Barral destaca que o Mercosul terá que procurar avançar nos acordos com a Ásia. E também aponta que empresas brasileiras que eventualmente decidam se instalar em algum dos países abrangidos pelo acordo podem se beneficiar de uma plataforma de expansão na Ásia.
'Pouco ambicioso'
Embora o RCEP tenha sido uma iniciativa dos dez países da Associação de Nações do Sudeste Asiático, ele é visto por muitos como uma alternativa apoiada pela China à Parceria Transpacífico, um acordo que exclui Pequim, mas inclui muitos países asiáticos.
Doze nações, incluindo Chile, México e Peru, assinaram a Parceria Transpacífico em 2016, antes de Trump retirar seu país do acordo em 2017.
Sem os Estados Unidos, os demais países assinaram o Acordo Abrangente e Progressivo para a Parceria Transpacífica (CPTPP, na sigla em inglês). Embora inclua menos países, o CPTPP reduz as tarifas ainda mais do que o RCEP e inclui disposições sobre emprego e meio ambiente.
O ex-primeiro-ministro australiano Malcolm Turnbull criticou o novo acordo ao dizer que é desatualizado.
"Haverá alarde sobre a assinatura e entrada em vigor do RCEP, mas é um acordo comercial pouco ambicioso, não devemos nos enganar", disse Turnbull, que assinou a Parceria Transpacífico em nome de seu país.

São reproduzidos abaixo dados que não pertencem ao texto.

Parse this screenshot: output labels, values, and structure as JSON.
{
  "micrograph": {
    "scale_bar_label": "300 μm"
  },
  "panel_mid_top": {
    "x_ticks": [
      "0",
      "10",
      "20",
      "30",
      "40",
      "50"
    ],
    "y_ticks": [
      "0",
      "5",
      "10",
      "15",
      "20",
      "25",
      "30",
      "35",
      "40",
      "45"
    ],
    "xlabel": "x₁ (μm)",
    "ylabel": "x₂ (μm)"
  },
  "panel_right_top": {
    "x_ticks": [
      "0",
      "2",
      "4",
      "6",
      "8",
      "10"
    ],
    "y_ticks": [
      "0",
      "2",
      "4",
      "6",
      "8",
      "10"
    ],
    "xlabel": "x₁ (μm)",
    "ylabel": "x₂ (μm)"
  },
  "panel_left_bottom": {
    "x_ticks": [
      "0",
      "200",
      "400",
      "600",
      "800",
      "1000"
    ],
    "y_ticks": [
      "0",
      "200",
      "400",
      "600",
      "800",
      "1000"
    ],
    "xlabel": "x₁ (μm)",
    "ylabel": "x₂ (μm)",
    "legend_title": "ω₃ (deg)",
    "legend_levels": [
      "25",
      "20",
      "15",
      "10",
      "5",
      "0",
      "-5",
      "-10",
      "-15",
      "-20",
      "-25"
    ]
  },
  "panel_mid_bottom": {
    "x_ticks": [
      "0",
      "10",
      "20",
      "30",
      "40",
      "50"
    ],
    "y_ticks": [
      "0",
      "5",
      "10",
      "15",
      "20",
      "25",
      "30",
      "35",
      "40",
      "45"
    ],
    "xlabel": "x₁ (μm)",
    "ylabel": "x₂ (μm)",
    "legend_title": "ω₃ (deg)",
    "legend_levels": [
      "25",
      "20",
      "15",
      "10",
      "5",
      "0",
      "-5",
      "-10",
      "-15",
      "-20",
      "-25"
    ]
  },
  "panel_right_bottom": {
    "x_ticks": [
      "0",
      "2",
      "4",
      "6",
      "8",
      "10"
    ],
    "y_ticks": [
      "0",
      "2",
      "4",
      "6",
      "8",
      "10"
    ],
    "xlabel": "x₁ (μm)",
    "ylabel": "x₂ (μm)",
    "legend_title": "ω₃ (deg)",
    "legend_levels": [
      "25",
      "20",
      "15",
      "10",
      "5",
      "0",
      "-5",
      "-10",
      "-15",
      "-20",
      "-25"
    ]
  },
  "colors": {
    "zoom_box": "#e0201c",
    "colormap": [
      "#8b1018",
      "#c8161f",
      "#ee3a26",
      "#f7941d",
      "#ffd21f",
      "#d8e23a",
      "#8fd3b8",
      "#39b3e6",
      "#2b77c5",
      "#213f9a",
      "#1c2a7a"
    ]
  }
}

Ativistas temem a falta de medidas para proteger os trabalhadores e o meio ambiente e que isso prejudique os agricultores e pequenos negócios em um momento em que eles já estão sofrendo devido à pandemia.
Diferenças à parte
Do lado positivo, o RCEP reúne países que costumam ter relações espinhosas, como China e Japão. Além disso, tanto Austrália quanto China estão aderindo ao acordo, apesar de relatos de que a China pode boicotar algumas importações australianas por causa de diferenças políticas.
"Você pode cooperar com alguém ou simplesmente odiá-lo, assim como as pessoas. O RCEP fez um trabalho impressionante ao se separar de outras disputas", diz Elms.